Это как альтернативная вселенная.
Это ощущается как-то вдруг, и я теряю фокус, перестаю слушать, автоматически поддакивая, полностью отдаваясь ощущению абсолютной нереальности происходящего.
Но сон не кончается, он просто заворачивается новым витком, новым уровнем, мой персональный inception.
Это странно, потому что во снах я вижу родившихся и нет детей (своих), потом строю города и в очередной раз участвую в мировом заговоре. Спокойнее всего когда не снится ничего вовсе, но REM-фаза, очевидно, приходится ровно на время моего пробуждения, поэтому я смотрю эти сны, которые потом висят неприятным осадком где-то на уровне сердца. Цепляют.
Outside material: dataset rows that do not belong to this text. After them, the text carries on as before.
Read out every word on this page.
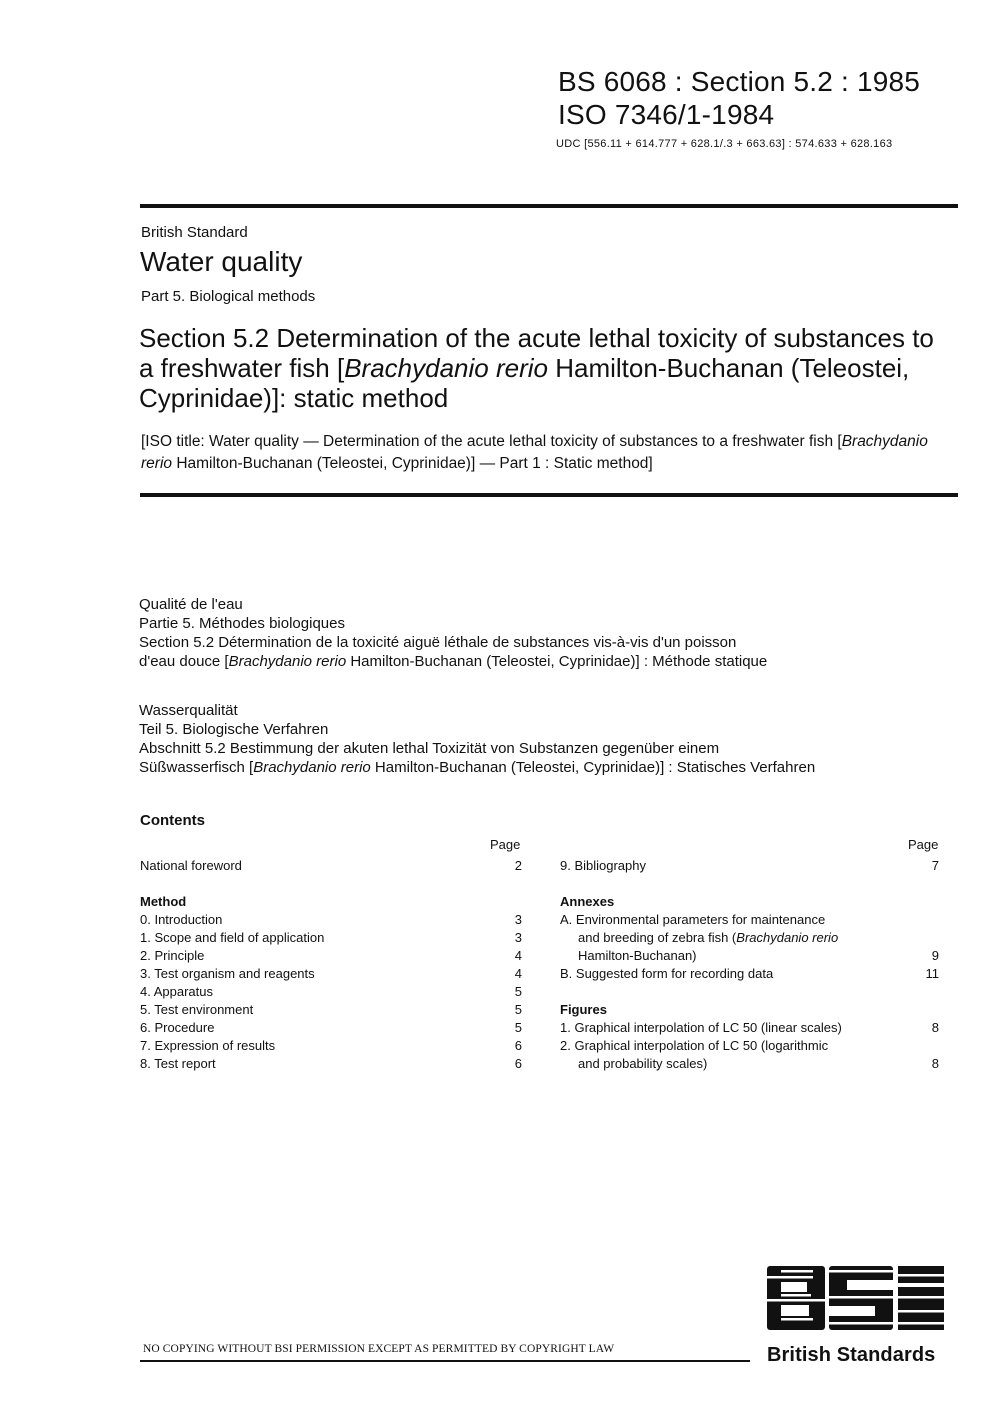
BS 6068 : Section 5.2 : 1985
ISO 7346/1-1984
UDC [556.11 + 614.777 + 628.1/.3 + 663.63] : 574.633 + 628.163
British Standard
Water quality
Part 5. Biological methods
Section 5.2 Determination of the acute lethal toxicity of substances to a freshwater fish [Brachydanio rerio Hamilton-Buchanan (Teleostei, Cyprinidae)]: static method
[ISO title: Water quality — Determination of the acute lethal toxicity of substances to a freshwater fish [Brachydanio rerio Hamilton-Buchanan (Teleostei, Cyprinidae)] — Part 1 : Static method]
Qualité de l'eau
Partie 5. Méthodes biologiques
Section 5.2 Détermination de la toxicité aiguë léthale de substances vis-à-vis d'un poisson
d'eau douce [Brachydanio rerio Hamilton-Buchanan (Teleostei, Cyprinidae)] : Méthode statique
Wasserqualität
Teil 5. Biologische Verfahren
Abschnitt 5.2 Bestimmung der akuten lethal Toxizität von Substanzen gegenüber einem
Süßwasserfisch [Brachydanio rerio Hamilton-Buchanan (Teleostei, Cyprinidae)] : Statisches Verfahren
Contents
Page	Page
National foreword	2
Method
0. Introduction	3
1. Scope and field of application	3
2. Principle	4
3. Test organism and reagents	4
4. Apparatus	5
5. Test environment	5
6. Procedure	5
7. Expression of results	6
8. Test report	6
9. Bibliography	7
Annexes
A. Environmental parameters for maintenance
and breeding of zebra fish (Brachydanio rerio
Hamilton-Buchanan)	9
B. Suggested form for recording data	11
Figures
1. Graphical interpolation of LC 50 (linear scales)	8
2. Graphical interpolation of LC 50 (logarithmic
and probability scales)	8
British Standards
NO COPYING WITHOUT BSI PERMISSION EXCEPT AS PERMITTED BY COPYRIGHT LAW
На февраль в моем настольном календаре - Ганс и Грета с ведьмой и пряничным домиком. Я не люблю феврали, они холодные и бесконечные, хотя, например, в этом - 28 дней. Пастернак, с его призывом достать чернил и плакать, уже несколько не своевременен (это было слишком давно), поэтому я ищу новое занятие для себя и, в принципе, все бы было неплохо, если бы не болящая уже три дня как голова.
Как пример нового занятия - новая попытка. Я не чувствую себя неуютно, я не чувствую себя напряженно, я чувствую себя буднично на сцене.
Другое про сцену - Тэцу-сан написал письмо и пропал (ах, видели бы вы какая там очаровательная фотография была!), но череда неожиданных писем продолжилась кратким докладом от Накамуры, жизнь которого, насколько я могу предположить, происходит странно. А как же иначе она может происходить, если человек попадает на сцену мечты после того, как выступил на ней в платье.

Я слушаю саундрек к Inside Llewyn Davis, и Five Hundred Mile конкретно вызывает во мне стойкое желание проглотить эту песню целиком и жить в ней, потому что в ней столько нежности и светлой грусти, что невозможно перенести.
Еще есть Стиви и ее Seven Wonders с Rhiannon, которые уже не настолько убийственно нежные, но тоже достаточно сокрушительные, с этими восхитительно невинными битами семидесятых, что я слушаю ее уже второй день без остановки.